The developed silicone-based anisotropic phantoms reinforced with natural fibers present a durable, low-cost, and sustainable alternative to conventional tissue-mimicking materials. By offering tunable mechanical properties and realistic anatomical layering, these phantoms effectively replicate the complexity of fibrous biological tissues such as skin and skeletal muscle. Their extended lifespan, reusability, and use of natural, biodegradable reinforcements make them especially suitable for long-term training, imaging calibration, and research in ultrasound elastography.
4. Conclusions
In this study, sustainable, tunable, low-cost anisotropic vibrational and ultrasound phantoms were successfully engineered using a natural fiber-reinforced silicone matrix to emulate the mechanical and acoustic behavior of skin and skeletal muscle tissues. The proposed phantoms not only demonstrated clear anisotropy and fibrous tissue-mimetic properties but also achieved biomechanical fidelity across a range of key ultrasound parameters.
The viscoelastic behavior, quantified via storage, loss, and complex moduli showed that the natural fiber-silicone composites can be tailored to reproduce the nonlinear frequency-dependent mechanics of real tissues. This opens doors to mimicking a wider range of fibrous biological tissues by simply adjusting the fiber orientation, volume fraction, or matrix formulation.
Acoustic characterization confirmed that both longitudinal wave speeds and sound absorption coefficients fall within physiologically relevant bounds, reinforcing the viability of these phantoms for diagnostic and therapeutic ultrasound applications. The shear wave elastography results reveal that our skin and muscle phantoms closely replicate the expected shear wave speed ranges of real biological tissues, exhibiting direction-dependent stiffness comparable to native biological tissues anisotropy.

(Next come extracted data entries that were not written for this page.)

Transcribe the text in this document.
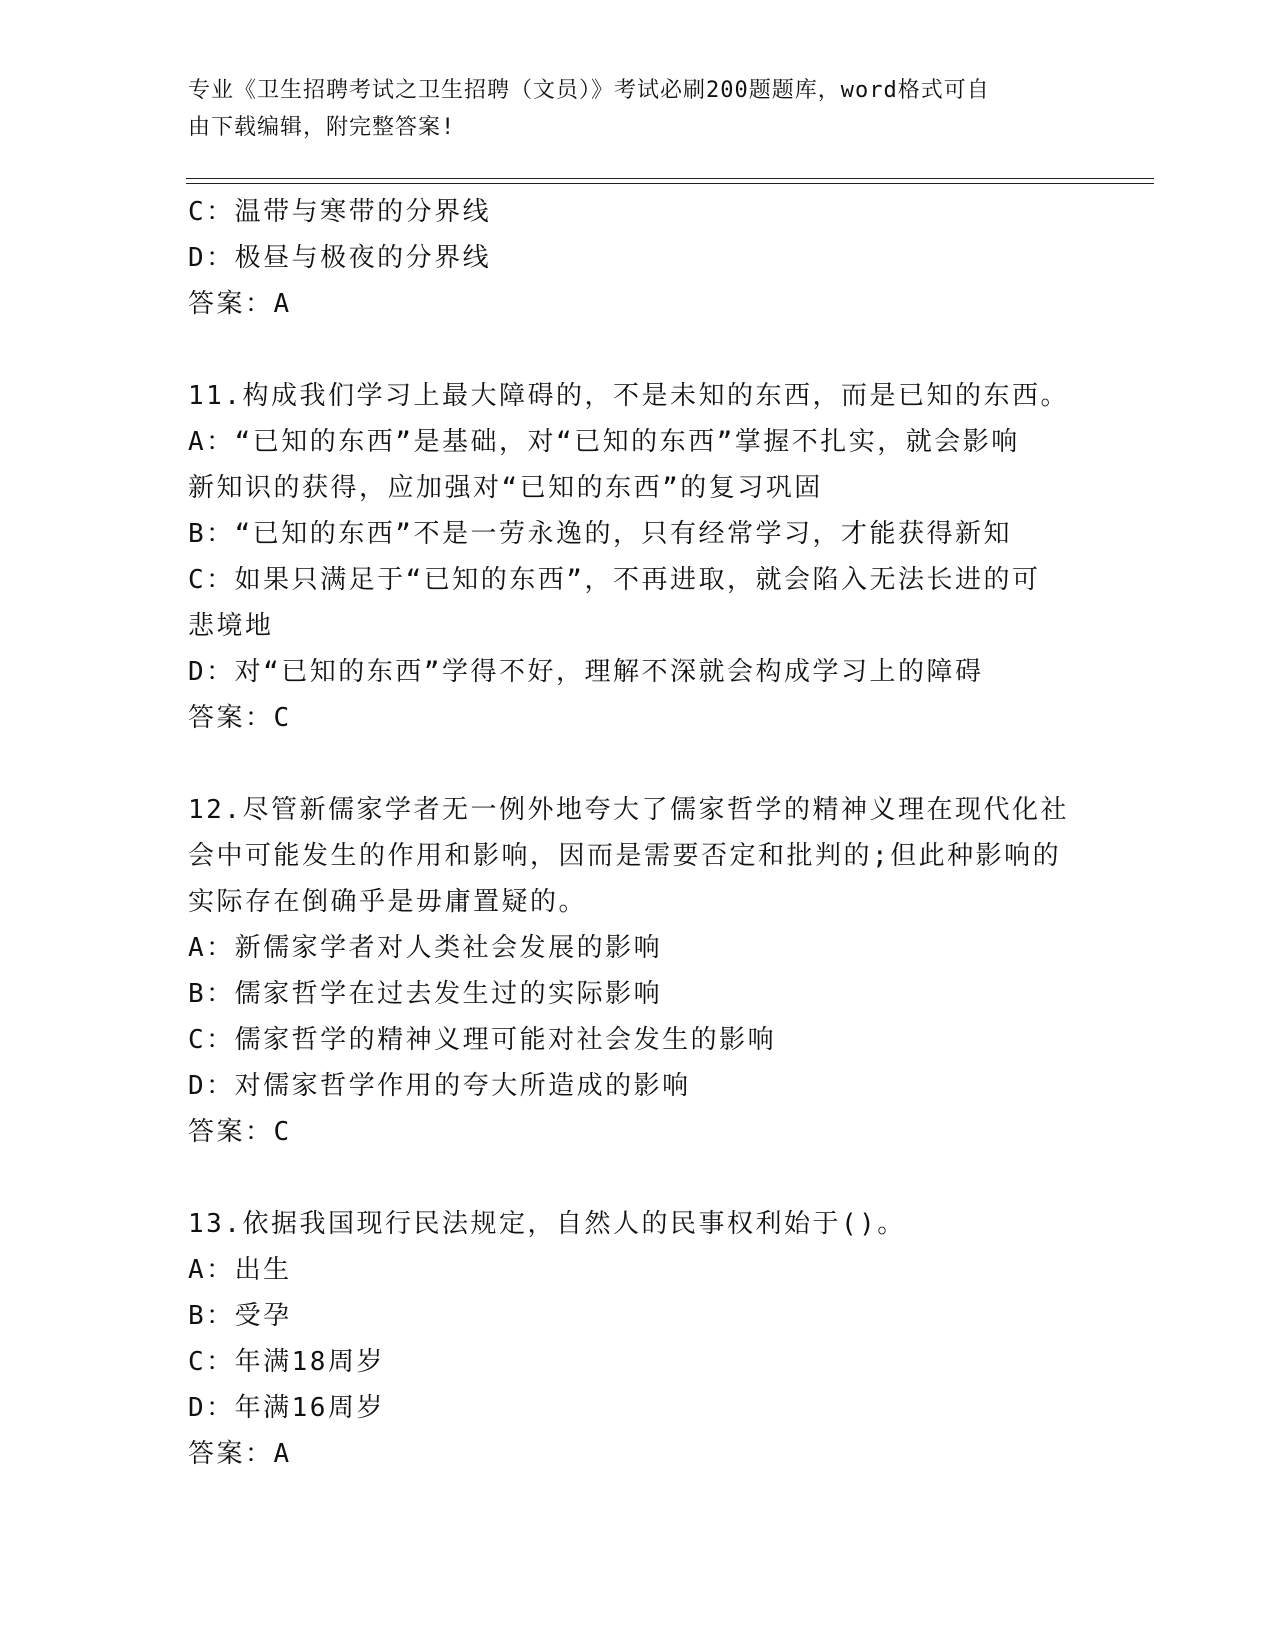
专业《卫生招聘考试之卫生招聘（文员）》考试必刷200题题库，word格式可自
由下载编辑，附完整答案!
C：温带与寒带的分界线
D：极昼与极夜的分界线
答案：A
11.构成我们学习上最大障碍的，不是未知的东西，而是已知的东西。
A：“已知的东西”是基础，对“已知的东西”掌握不扎实，就会影响
新知识的获得，应加强对“已知的东西”的复习巩固
B：“已知的东西”不是一劳永逸的，只有经常学习，才能获得新知
C：如果只满足于“已知的东西”，不再进取，就会陷入无法长进的可
悲境地
D：对“已知的东西”学得不好，理解不深就会构成学习上的障碍
答案：C
12.尽管新儒家学者无一例外地夸大了儒家哲学的精神义理在现代化社
会中可能发生的作用和影响，因而是需要否定和批判的;但此种影响的
实际存在倒确乎是毋庸置疑的。
A：新儒家学者对人类社会发展的影响
B：儒家哲学在过去发生过的实际影响
C：儒家哲学的精神义理可能对社会发生的影响
D：对儒家哲学作用的夸大所造成的影响
答案：C
13.依据我国现行民法规定，自然人的民事权利始于()。
A：出生
B：受孕
C：年满18周岁
D：年满16周岁
答案：A
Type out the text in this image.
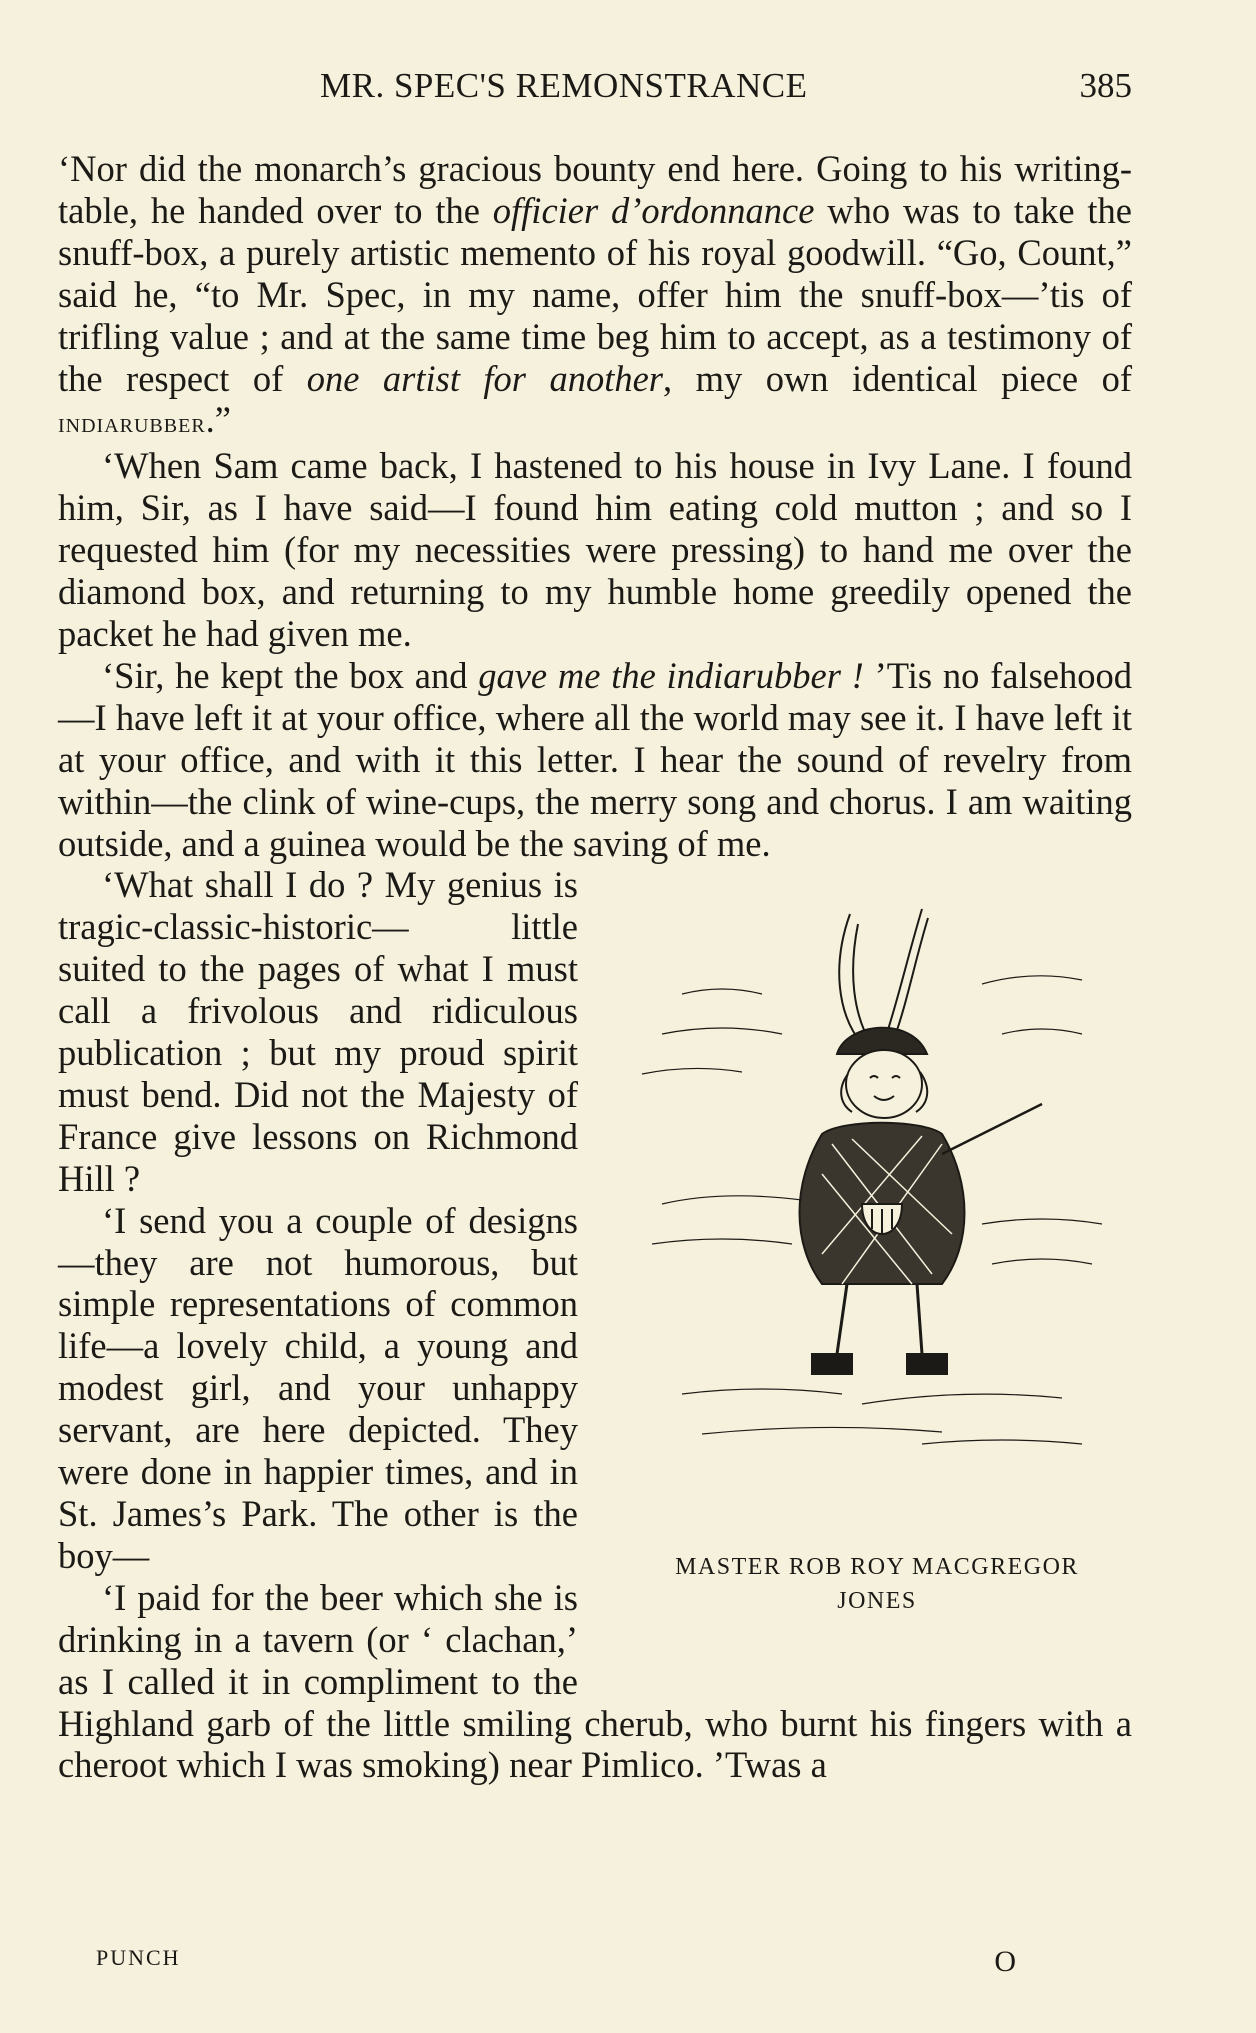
MR. SPEC'S REMONSTRANCE	385

‘Nor did the monarch’s gracious bounty end here. Going to his writing-table, he handed over to the officier d’ordonnance who was to take the snuff-box, a purely artistic memento of his royal goodwill. “Go, Count,” said he, “to Mr. Spec, in my name, offer him the snuff-box—’tis of trifling value ; and at the same time beg him to accept, as a testimony of the respect of one artist for another, my own identical piece of indiarubber.”

‘When Sam came back, I hastened to his house in Ivy Lane. I found him, Sir, as I have said—I found him eating cold mutton ; and so I requested him (for my necessities were pressing) to hand me over the diamond box, and returning to my humble home greedily opened the packet he had given me.

‘Sir, he kept the box and gave me the indiarubber ! ’Tis no falsehood—I have left it at your office, where all the world may see it. I have left it at your office, and with it this letter. I hear the sound of revelry from within—the clink of wine-cups, the merry song and chorus. I am waiting outside, and a guinea would be the saving of me.

MASTER ROB ROY MACGREGOR
JONES

‘What shall I do ? My genius is tragic-classic-historic— little suited to the pages of what I must call a frivolous and ridiculous publication ; but my proud spirit must bend. Did not the Majesty of France give lessons on Richmond Hill ?

‘I send you a couple of designs—they are not humorous, but simple representations of common life—a lovely child, a young and modest girl, and your unhappy servant, are here depicted. They were done in happier times, and in St. James’s Park. The other is the boy—

‘I paid for the beer which she is drinking in a tavern (or ‘ clachan,’ as I called it in compliment to the Highland garb of the little smiling cherub, who burnt his fingers with a cheroot which I was smoking) near Pimlico. ’Twas a

PUNCH	O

In contrast to conventional synthetic phantoms, our approach relies on biodegradable and biological components, advancing a circular materials strategy for medical device development and experimental validation. With this work, we not only provide a new toolkit for ultrasound research and training but also pave the way for eco-conscious, scalable alternatives in biomedical phantom engineering.